Castelli launches ultralight Superleggera bib short and Climber’s 3.0 jersey
Castelli has a new lightweight, hot-weather bib short that weighs less than an iPhone.
Just in time for the Santos Tour Down Under and its characteristic stifling heat, the Italian apparel brand that sponsors Team Ineos has unveiled its new Superleggera bib short, weighing in at just 141 grams in size large.
The Superleggera comes in as Castelli’s lightest bib short, and by a significant margin — the Free Aero Race 4 bib short weighs 172 grams in size large. By comparison, an iPhone X weighs 174 grams.
The Superleggera is constructed with the same Progetto X² Air Seamless seat pad and striped mesh bibs as the Free Aero Race 4, but it uses a new woven, rather than knit, fabric, shaving weight while offering the same level of support and opacity. (Yes, the fabric is very thin. No, you can’t see through it.) It also utilizes a gradient fabric that becomes increasingly lighter as it extends down the leg, and a flat stretch woven leg gripper to hold it in place.

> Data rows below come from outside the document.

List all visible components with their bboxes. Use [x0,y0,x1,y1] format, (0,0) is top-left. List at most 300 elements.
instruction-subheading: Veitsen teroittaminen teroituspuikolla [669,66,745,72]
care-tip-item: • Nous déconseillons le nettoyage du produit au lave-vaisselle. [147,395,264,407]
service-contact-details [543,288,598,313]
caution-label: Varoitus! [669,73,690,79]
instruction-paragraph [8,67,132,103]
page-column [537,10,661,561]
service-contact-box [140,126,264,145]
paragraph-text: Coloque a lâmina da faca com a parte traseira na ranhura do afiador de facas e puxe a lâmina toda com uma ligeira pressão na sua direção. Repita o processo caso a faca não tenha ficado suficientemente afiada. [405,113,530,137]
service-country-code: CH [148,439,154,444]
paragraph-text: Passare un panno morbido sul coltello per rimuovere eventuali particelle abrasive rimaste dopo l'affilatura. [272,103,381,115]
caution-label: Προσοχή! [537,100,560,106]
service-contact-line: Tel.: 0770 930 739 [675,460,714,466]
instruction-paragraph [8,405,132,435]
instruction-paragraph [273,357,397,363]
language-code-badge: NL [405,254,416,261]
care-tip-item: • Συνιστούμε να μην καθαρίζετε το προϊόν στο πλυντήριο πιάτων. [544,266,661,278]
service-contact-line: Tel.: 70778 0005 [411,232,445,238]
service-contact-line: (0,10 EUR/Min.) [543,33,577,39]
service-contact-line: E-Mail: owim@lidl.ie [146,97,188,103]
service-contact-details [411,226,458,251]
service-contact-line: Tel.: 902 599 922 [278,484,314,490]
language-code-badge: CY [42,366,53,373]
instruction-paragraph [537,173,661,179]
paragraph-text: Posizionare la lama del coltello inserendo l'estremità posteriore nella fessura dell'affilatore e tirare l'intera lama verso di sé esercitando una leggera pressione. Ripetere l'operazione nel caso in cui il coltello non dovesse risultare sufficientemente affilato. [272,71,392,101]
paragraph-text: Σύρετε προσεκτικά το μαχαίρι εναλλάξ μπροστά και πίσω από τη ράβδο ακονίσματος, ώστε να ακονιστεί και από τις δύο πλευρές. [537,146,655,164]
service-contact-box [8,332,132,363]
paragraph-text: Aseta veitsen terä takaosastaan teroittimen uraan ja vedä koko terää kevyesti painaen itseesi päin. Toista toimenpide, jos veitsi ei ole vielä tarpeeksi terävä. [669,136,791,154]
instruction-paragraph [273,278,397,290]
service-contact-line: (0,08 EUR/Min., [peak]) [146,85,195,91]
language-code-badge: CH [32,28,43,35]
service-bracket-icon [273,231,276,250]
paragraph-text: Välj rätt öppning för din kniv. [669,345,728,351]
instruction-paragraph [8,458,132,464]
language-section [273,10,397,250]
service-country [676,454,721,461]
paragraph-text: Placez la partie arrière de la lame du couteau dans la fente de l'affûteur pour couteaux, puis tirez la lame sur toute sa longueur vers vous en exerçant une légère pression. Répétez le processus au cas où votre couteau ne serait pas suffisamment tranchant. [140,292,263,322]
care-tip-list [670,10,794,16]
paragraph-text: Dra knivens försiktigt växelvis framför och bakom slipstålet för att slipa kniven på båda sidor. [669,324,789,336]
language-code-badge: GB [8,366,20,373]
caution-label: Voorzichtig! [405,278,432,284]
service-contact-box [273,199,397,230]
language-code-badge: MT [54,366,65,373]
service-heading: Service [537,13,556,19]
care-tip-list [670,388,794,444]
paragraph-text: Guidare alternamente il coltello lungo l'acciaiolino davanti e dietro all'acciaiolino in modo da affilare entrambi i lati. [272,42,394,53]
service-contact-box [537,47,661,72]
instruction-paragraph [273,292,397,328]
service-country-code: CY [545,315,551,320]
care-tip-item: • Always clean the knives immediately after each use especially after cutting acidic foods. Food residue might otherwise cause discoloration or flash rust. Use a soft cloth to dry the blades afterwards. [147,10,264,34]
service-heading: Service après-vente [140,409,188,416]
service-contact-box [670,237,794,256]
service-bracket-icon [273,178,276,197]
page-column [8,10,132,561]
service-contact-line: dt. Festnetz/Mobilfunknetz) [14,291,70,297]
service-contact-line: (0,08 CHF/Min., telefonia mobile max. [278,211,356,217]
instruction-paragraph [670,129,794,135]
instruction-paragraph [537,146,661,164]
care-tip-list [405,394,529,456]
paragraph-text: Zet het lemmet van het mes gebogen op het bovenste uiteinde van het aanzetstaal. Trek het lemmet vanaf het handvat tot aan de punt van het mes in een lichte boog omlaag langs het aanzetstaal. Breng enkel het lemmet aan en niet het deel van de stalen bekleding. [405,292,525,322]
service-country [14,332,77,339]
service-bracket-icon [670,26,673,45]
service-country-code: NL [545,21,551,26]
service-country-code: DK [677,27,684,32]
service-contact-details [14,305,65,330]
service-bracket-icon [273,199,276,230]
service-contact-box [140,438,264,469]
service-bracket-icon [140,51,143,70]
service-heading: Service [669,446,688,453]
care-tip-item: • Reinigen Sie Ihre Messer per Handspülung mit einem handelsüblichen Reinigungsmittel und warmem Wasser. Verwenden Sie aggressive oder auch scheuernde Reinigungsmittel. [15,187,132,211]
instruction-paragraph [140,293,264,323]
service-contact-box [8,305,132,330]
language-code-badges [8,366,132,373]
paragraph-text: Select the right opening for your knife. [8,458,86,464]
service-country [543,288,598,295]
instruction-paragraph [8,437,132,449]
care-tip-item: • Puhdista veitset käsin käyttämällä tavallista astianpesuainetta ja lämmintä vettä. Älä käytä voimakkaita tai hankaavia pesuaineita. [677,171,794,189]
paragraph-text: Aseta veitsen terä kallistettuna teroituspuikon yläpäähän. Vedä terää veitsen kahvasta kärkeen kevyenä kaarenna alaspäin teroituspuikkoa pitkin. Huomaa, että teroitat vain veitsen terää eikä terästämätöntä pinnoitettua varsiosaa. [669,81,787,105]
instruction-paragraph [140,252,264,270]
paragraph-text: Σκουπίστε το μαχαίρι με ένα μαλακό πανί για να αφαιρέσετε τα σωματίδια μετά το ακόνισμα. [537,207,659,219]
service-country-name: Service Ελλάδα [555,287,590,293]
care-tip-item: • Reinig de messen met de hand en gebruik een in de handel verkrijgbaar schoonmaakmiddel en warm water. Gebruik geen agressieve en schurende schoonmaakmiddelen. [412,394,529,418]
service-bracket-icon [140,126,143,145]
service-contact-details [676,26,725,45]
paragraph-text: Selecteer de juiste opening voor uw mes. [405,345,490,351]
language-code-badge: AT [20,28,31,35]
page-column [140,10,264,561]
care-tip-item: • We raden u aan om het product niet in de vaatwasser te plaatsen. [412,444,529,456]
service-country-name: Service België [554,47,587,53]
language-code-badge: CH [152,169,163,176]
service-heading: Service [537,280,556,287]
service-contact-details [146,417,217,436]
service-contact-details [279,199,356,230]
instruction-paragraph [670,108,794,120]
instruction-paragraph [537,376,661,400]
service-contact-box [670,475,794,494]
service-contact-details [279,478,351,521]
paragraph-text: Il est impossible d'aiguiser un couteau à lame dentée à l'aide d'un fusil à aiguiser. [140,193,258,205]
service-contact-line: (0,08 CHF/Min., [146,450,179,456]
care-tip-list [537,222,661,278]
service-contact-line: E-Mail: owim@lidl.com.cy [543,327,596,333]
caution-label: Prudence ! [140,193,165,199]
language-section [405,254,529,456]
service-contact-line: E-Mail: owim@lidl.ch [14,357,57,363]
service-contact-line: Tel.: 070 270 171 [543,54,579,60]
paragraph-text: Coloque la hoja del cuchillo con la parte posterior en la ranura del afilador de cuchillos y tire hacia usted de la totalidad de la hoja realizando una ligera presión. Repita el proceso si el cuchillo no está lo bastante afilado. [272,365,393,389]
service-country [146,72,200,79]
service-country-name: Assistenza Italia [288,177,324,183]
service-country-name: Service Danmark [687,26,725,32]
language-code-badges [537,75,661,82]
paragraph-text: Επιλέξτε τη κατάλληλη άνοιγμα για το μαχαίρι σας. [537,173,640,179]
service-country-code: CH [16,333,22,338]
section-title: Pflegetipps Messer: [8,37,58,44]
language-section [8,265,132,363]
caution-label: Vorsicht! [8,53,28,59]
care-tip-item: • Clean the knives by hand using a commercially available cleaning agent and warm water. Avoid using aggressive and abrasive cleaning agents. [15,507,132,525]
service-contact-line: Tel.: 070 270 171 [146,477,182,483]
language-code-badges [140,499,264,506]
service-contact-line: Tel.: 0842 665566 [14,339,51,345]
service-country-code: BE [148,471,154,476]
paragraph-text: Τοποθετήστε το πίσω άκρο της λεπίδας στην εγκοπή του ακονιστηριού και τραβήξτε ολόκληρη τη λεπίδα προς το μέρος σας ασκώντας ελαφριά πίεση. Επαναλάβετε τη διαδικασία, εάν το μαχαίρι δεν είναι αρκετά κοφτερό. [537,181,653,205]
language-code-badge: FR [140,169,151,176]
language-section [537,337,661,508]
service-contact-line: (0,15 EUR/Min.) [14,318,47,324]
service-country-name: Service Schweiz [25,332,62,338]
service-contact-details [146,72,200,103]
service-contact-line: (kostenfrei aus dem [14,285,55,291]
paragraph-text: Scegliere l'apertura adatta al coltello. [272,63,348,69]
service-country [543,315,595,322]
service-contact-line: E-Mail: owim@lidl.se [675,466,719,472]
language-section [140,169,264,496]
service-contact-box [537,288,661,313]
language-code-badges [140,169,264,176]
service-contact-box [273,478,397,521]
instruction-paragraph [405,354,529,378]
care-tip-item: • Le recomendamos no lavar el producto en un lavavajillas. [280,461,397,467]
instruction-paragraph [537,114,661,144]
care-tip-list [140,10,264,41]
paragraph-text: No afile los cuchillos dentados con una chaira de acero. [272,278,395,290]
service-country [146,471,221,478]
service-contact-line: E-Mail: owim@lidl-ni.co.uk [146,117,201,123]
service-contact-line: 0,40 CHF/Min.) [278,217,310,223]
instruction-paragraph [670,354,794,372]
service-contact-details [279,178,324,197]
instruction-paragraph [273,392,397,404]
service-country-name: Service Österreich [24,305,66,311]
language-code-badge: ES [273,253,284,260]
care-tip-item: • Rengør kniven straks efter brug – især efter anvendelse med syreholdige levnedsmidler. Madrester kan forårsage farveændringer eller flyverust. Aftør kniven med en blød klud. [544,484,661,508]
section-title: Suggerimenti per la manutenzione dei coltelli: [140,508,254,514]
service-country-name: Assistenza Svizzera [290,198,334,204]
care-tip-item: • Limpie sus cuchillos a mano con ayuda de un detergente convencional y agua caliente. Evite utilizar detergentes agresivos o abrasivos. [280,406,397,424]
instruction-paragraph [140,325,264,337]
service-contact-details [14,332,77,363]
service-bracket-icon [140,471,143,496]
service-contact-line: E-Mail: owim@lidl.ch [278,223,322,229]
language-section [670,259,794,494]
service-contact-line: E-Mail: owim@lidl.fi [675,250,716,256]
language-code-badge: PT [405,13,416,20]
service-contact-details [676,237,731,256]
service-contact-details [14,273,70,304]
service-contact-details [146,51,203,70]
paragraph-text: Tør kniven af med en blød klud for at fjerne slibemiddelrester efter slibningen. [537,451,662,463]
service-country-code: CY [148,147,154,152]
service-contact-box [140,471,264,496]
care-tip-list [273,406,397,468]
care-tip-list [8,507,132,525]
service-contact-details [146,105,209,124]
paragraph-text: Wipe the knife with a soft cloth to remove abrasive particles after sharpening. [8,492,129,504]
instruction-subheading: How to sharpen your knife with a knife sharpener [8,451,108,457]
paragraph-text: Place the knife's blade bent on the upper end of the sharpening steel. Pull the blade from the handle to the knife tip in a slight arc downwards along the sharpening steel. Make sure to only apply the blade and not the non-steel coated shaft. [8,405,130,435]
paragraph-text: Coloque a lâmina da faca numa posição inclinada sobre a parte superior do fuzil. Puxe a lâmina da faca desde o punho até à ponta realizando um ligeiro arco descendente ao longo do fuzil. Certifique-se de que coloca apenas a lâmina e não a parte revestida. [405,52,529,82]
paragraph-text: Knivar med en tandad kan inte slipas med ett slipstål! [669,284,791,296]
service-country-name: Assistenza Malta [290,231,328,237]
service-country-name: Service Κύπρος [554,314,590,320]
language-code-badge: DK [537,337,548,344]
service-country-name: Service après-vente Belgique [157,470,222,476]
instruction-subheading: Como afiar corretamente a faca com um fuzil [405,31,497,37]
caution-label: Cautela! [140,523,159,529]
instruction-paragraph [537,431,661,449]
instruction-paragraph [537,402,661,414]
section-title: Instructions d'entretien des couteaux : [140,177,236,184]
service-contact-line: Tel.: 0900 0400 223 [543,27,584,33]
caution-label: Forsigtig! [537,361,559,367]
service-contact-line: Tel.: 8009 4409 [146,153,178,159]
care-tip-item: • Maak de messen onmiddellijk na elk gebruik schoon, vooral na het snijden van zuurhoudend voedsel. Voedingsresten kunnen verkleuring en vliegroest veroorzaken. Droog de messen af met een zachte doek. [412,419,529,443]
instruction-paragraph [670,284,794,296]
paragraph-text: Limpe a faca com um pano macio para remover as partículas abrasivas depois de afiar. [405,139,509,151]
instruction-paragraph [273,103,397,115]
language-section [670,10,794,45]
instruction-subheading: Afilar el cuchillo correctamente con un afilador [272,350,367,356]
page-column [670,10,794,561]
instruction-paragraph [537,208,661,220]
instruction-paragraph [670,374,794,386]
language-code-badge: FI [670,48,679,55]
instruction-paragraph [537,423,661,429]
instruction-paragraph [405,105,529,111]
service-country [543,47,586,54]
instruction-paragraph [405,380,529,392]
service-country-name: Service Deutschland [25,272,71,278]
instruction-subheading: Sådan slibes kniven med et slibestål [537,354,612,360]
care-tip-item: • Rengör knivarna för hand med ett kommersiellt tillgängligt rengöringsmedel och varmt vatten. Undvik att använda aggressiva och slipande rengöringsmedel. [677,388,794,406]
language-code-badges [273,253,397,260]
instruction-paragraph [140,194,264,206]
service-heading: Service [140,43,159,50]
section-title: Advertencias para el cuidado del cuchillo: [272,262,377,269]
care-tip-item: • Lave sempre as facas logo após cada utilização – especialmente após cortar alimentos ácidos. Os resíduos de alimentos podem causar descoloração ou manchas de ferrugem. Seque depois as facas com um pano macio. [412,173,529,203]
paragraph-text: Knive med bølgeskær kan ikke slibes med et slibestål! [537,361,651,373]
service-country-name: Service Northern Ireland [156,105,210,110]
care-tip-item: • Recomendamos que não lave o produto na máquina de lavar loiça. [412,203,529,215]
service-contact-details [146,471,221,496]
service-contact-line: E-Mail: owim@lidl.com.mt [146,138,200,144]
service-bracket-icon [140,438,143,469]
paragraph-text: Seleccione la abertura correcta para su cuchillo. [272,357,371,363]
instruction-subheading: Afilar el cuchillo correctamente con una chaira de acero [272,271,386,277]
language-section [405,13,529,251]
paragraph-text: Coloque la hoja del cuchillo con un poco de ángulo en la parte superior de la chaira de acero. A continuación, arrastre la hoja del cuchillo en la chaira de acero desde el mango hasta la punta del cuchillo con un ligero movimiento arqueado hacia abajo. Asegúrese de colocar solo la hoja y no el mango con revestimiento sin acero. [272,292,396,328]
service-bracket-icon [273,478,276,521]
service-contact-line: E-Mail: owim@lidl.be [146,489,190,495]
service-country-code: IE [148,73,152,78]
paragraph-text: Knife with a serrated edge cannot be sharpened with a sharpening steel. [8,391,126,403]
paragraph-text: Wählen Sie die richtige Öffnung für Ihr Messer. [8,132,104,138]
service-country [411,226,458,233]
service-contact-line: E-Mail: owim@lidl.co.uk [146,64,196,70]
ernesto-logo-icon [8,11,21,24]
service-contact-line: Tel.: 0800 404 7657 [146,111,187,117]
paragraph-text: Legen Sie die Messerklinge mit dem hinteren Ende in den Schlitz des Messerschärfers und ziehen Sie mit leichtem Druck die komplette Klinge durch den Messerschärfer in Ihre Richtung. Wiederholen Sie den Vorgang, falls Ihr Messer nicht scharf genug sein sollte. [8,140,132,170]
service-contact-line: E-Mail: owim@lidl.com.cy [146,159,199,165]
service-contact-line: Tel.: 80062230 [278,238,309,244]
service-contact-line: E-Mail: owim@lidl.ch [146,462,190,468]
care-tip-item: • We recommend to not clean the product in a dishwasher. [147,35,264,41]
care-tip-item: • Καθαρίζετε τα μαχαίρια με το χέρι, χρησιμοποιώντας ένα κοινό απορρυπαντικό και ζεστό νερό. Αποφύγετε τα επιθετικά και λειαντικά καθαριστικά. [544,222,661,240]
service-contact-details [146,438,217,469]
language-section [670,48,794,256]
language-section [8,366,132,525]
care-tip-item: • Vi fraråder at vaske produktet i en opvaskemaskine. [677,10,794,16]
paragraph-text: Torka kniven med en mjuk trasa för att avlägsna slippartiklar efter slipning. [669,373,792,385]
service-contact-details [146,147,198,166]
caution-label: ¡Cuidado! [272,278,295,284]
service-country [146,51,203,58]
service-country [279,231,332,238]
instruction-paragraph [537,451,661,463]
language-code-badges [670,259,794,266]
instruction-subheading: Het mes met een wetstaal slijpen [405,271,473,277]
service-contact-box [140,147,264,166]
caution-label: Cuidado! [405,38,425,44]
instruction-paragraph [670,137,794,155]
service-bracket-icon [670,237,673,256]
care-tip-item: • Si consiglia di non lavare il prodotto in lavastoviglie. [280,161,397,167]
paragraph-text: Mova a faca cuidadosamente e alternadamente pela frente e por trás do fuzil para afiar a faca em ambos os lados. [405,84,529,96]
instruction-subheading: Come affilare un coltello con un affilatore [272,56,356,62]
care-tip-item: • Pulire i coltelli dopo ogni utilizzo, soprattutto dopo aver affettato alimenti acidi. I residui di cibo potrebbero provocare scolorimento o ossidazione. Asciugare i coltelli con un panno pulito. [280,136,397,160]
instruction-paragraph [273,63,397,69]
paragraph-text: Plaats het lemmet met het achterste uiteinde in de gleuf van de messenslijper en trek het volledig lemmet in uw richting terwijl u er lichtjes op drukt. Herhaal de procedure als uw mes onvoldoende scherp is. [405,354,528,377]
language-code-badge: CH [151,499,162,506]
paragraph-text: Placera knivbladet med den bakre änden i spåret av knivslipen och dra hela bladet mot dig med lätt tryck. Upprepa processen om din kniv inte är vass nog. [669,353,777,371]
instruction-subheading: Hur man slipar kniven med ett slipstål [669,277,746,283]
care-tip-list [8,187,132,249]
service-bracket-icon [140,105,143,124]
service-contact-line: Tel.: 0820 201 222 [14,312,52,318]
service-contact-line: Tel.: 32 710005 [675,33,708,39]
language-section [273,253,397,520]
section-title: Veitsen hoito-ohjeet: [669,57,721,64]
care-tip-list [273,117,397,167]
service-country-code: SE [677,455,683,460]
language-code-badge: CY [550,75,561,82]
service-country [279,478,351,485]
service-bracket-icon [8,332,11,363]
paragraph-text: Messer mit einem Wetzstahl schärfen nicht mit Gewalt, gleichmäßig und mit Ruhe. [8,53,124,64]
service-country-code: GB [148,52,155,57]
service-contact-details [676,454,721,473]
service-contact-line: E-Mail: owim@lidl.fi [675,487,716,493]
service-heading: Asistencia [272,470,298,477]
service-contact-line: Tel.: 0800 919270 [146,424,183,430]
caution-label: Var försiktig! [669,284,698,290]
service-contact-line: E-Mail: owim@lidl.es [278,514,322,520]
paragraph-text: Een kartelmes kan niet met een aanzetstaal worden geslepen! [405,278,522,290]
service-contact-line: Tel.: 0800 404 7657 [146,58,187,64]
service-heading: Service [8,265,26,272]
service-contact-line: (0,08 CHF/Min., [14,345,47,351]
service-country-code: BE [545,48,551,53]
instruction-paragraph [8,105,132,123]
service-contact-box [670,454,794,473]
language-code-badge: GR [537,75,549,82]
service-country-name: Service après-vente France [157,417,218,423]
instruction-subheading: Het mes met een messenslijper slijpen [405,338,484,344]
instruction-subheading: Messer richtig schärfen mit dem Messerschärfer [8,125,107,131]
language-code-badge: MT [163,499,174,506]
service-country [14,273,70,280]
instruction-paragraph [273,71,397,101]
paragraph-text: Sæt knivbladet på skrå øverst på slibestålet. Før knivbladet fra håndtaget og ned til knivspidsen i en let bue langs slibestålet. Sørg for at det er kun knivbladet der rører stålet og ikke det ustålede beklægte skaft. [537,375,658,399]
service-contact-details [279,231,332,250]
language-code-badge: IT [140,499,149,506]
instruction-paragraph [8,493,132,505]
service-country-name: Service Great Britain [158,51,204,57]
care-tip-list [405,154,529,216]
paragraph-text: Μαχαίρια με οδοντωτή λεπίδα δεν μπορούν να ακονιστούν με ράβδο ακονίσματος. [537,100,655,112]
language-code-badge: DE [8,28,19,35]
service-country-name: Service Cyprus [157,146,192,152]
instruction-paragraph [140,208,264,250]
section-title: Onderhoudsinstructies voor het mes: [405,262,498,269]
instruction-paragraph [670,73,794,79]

In your hand, the Superleggera feels almost as though it’s made of tissue paper; it’s difficult to imagine it might survive any kind of riding incident. Even Castelli’s marketing material alludes to the limitations of its durability, with phrasing pointing out that a super-light bib short still “needs to last a season of hard use,” adding that that the Superleggera still offers “decent durability,” followed by a plea to “keep the rubber side down.”
That said, it would be unfair to single out the Superleggera simply because Castelli recommends you don’t crash while wearing it. All modern racing bib shorts are made of thin, light fabrics and do not withstand any kind of substantive impact with the tarmac.
The benefit of the lightweight fabric, Castelli says, is dynamic, with a claimed 30% less moisture absorption when sweating. And that’s key, as the Superleggera is intended to be worn in 20-40°C (68-104°F) conditions. It’s an ultralight bib short meant for hot conditions that won’t soak up as much of your sweat.
On your body, the Superleggera feels snug, sleek, and comfortable. The first time I put on a pair, I had a hard time believing it would comfortably stretch into place, but stretch it did. Once pedaling, the Superleggera feels great, with the chamois held perfectly in place; the thin fabric never crossed my mind. So while comfort is not an issue; the real question centers around durability. I certainly haven’t given them a season of hard use, but after several rides, there’s been no discernible abrasion from the saddle. And no, I haven’t crash-tested them.
The Superlegga bib short comes in six sizes, from small to 3XL, and costs USD $230/€200.
Also likely to be on display at the Tour Down Under is the third-version of Castelli’s lightweight Climber’s Jersey, weighing in at 116 grams in size large. The Climber’s 3.0 Jersey is 33 grams heavier than the 2.0 version, and there are several reasons for the significant weight difference: the dropped tail, which Castelli says was needed for improved pocket placement while keeping the jersey fitting well at the waist; the silicone gripper, to keep the jersey from sliding; and elbow-length stretch sleeves and aero shoulder construction, for maximum airflow.
The jersey was designed with Team Ineos, Castelli says, for “the rigors of pro racing in hot weather and in the high mountains.” It’s made of lightweight open fabrics that enable airflow and quick evaporation while also blocking a claimed 90 percent of UV rays. So while it’s perfect for blazing hot summer days, it’s also a good choice on warm, wet days, as it doesn’t take on much by way of moisture.
Fit is snug, as you’d expect. It’s a jersey made for racers, using the same patterning as Castelli’s 159g Aero Race 6.0 jersey.
The Climber’s 3.0 Jersey comes in seven sizes and four colors — light steel blue, sangria, dark gray/yellow fluo, and ivory/light blue steel — and costs USD $140/€90.